In the late 1990s, Pinky’s sister Frances McCall was in a battle with cancer. She eventually moved in with Pinky at her home in Fairhope, where she was cared for until her death. The tragic experience left its mark on Pinky’s heart but also found its way into her art. “I began to think about how the human body works, how amazing it is,” she says. Pinky studied charts of human biology, traced the lines of veins and arteries, and wondered about its intricate mysteries. The thoughts became stitches on photographs, tracing on the outside what was hidden on the inside. Each colorful single thread becomes an organ or a fetus in a style reminiscent of work by Mexican artist Frida Khalo. Pinky acknowledges the connection, recounting the five years she spent living around the corner from the Frida Kahlo Museum in Mexico City. The daily exposure to one of the 20th century’s greatest artists left a mark on Pinky’s creative aesthetic, inspiring her to push boundaries, but this new body of work where thread and film come together is 100 percent Pinky.
One of a Kind
The portable camper has long since been sold, although the fond memories of using it during her days as an itinerant photographer, and to visit some of her grandmother Lois’s photography locations, still linger. But don’t worry. Pinky isn’t living in the past. She is continually embarking on new adventures of expression, boldly crafting fresh work, and following every unexpected thread, so to speak.

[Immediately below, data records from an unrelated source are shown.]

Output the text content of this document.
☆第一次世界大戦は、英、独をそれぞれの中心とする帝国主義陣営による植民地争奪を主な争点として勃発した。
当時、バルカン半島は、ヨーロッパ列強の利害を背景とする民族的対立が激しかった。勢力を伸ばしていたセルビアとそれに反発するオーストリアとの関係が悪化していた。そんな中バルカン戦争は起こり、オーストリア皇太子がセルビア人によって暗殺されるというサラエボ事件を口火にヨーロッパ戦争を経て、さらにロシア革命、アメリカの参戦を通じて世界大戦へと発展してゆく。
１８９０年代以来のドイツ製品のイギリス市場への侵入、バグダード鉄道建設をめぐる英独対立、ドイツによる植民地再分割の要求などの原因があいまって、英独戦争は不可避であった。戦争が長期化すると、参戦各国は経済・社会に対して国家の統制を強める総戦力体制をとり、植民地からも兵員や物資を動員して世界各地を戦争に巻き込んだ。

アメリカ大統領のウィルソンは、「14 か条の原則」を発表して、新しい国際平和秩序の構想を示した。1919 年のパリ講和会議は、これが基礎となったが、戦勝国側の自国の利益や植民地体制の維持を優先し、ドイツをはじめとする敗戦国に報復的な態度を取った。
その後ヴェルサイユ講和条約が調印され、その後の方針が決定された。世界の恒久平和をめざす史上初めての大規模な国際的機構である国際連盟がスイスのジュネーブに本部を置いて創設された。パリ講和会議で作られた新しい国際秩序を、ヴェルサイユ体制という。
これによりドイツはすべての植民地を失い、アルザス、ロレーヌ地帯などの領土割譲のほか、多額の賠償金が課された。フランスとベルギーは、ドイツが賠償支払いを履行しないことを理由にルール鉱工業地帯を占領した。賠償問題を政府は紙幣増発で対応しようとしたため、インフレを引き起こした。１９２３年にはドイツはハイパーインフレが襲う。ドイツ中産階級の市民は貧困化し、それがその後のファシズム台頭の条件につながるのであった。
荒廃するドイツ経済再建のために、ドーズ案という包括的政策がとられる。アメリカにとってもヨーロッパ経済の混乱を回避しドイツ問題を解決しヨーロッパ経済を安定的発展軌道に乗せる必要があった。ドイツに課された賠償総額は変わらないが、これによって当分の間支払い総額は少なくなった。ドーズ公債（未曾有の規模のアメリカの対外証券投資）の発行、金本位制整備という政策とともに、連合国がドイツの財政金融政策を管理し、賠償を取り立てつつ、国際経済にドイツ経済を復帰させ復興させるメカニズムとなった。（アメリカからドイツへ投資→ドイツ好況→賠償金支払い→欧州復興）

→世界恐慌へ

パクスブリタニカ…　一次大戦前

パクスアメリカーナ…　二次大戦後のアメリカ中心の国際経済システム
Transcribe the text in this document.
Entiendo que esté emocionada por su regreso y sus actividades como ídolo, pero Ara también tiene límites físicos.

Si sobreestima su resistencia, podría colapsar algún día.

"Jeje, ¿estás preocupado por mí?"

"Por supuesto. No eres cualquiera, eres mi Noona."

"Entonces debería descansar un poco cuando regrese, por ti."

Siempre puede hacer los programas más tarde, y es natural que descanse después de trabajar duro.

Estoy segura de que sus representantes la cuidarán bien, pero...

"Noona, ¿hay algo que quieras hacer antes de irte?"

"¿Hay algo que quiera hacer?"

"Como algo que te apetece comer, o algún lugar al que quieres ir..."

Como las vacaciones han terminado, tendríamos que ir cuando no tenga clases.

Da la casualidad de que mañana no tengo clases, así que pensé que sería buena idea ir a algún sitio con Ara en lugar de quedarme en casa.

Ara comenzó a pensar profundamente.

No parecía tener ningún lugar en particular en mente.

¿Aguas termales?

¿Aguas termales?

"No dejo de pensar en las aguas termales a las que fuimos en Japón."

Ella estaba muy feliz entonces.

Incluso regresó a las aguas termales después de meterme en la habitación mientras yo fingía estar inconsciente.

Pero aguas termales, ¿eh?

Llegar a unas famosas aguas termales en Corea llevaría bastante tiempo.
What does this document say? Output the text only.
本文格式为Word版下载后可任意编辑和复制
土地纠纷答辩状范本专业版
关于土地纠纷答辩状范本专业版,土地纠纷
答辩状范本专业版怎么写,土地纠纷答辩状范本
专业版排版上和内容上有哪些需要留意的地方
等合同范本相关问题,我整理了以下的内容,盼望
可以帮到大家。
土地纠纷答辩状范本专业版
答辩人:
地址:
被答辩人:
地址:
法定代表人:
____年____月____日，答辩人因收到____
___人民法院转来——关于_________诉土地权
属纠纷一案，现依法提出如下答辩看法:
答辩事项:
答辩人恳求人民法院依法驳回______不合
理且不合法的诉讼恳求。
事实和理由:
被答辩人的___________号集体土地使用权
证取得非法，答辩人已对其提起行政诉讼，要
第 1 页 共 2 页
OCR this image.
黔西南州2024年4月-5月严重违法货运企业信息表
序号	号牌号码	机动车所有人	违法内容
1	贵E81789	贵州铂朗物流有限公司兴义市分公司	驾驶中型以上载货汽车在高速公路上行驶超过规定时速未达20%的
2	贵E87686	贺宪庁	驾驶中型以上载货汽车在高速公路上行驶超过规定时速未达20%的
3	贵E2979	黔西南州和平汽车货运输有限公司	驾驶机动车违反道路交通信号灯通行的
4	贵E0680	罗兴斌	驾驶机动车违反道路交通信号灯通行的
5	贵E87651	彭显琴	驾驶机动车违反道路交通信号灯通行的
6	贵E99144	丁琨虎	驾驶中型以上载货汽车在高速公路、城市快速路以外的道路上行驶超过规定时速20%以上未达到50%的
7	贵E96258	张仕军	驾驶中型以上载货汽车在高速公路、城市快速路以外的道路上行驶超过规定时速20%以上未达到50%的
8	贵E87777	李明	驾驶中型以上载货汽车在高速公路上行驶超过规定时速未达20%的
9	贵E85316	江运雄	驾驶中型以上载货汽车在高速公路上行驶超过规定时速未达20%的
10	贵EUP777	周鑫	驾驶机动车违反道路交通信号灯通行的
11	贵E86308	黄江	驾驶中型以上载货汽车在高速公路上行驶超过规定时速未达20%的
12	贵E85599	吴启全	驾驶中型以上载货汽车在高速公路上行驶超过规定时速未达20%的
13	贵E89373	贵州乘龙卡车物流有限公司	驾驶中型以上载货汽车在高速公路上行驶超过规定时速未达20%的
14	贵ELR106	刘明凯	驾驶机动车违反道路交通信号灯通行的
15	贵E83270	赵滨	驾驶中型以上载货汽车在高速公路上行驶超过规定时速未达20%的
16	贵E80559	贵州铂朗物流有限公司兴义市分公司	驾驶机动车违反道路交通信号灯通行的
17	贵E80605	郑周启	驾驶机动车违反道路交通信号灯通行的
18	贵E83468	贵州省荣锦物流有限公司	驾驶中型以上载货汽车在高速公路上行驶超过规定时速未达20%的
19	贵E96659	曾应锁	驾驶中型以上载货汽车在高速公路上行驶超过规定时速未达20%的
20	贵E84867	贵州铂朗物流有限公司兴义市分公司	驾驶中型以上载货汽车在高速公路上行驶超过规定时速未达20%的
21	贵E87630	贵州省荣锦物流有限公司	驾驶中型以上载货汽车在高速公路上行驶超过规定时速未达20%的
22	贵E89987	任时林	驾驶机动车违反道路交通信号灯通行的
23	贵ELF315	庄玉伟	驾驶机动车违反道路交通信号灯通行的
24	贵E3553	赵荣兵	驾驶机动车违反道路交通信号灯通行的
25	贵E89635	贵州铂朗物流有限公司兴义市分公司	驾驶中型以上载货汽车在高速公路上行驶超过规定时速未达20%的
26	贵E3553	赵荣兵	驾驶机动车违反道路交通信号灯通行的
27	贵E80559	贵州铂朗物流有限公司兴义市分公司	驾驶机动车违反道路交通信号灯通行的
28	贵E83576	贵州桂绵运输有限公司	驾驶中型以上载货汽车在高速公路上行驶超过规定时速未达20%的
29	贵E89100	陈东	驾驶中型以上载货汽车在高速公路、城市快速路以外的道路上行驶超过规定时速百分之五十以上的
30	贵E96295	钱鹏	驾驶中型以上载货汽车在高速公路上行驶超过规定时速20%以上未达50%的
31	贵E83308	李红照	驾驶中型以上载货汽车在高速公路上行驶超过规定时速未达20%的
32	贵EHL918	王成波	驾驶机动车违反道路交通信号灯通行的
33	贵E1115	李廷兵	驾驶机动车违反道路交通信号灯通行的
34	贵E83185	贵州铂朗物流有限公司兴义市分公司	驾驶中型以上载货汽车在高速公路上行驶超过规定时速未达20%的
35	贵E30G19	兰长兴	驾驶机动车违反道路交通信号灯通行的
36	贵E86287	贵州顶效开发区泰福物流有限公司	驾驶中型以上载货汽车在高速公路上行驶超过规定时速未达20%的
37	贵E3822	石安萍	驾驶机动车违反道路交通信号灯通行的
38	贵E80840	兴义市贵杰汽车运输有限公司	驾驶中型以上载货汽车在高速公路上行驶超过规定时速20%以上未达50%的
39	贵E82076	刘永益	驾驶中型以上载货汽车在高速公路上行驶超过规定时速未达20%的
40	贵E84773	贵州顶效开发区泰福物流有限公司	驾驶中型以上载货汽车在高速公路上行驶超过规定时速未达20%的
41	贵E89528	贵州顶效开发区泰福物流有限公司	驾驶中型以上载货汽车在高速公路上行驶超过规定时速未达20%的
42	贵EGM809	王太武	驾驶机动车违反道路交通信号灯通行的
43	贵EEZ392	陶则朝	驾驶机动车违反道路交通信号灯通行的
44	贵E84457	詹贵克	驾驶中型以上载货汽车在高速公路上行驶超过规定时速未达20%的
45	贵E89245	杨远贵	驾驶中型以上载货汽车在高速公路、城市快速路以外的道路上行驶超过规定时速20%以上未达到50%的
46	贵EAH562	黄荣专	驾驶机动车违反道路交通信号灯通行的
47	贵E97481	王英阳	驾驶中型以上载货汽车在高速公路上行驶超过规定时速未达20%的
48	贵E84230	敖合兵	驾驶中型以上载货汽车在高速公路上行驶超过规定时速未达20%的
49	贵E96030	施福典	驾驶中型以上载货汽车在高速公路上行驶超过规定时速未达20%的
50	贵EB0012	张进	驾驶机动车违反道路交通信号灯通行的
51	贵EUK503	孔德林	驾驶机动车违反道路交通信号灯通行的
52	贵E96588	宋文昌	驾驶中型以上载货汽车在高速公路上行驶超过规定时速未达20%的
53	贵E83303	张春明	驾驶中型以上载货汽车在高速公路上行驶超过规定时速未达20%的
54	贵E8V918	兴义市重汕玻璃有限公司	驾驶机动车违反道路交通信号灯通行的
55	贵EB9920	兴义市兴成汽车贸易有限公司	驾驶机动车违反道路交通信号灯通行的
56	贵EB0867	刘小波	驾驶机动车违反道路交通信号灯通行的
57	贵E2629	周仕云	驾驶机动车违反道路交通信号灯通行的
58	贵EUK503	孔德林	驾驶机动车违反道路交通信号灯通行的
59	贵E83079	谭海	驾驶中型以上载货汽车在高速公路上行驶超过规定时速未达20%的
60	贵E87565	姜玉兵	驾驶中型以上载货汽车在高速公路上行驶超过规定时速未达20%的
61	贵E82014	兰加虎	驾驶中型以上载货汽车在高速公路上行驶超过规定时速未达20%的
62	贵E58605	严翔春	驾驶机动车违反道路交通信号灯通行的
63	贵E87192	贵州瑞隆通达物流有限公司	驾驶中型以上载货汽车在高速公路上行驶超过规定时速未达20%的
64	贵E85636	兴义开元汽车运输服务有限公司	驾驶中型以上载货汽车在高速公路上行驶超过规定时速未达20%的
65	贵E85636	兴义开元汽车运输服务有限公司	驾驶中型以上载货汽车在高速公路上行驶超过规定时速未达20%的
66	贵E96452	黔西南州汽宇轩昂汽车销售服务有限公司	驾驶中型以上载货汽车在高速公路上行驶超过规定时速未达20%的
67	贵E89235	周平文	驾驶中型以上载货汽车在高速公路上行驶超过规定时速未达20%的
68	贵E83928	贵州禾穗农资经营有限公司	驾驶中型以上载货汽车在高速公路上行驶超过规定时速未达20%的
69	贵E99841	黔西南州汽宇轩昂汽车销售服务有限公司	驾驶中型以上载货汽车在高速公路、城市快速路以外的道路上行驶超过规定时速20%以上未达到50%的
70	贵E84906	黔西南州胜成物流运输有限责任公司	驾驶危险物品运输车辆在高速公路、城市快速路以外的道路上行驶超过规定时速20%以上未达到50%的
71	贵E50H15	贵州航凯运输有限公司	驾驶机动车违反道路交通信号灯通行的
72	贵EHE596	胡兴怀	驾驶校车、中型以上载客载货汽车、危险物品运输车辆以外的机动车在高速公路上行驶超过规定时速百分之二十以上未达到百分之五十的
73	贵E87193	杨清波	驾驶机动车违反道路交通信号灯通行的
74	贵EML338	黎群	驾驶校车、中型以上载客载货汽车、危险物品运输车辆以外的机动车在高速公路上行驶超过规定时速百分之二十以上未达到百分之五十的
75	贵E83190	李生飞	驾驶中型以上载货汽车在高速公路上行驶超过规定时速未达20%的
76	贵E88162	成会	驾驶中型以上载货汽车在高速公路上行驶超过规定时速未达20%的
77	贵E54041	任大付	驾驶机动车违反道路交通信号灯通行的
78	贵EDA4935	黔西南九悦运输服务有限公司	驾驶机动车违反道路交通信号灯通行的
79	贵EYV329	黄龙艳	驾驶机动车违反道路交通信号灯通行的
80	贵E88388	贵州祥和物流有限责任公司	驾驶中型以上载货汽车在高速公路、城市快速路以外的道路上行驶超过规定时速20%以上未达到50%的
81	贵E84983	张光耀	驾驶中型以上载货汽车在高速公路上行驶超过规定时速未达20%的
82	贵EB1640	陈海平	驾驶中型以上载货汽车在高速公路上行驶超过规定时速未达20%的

Pinky has mounted more than 40 solo exhibitions, and she has artwork in the collections of numerous museums across the Southeast and the country, including the National Museum of Women in the Arts. She has, through her life’s work, developed a strong voice and recognizable aesthetic that has earned her numerous accolades, including the Mobile Arts Council’s Lifetime Achievement Award.
“If I can look at a photograph and say, ‘Oh, that’s a so-and-so’, by name, then I feel like that person has found their voice, rather than trying to please the public,” she says.
While Pinky has surely created more art than we have pages to discuss, one thing is certain: You’ll always be able to look at each piece and say without a doubt, “That’s a Pinky Bass.”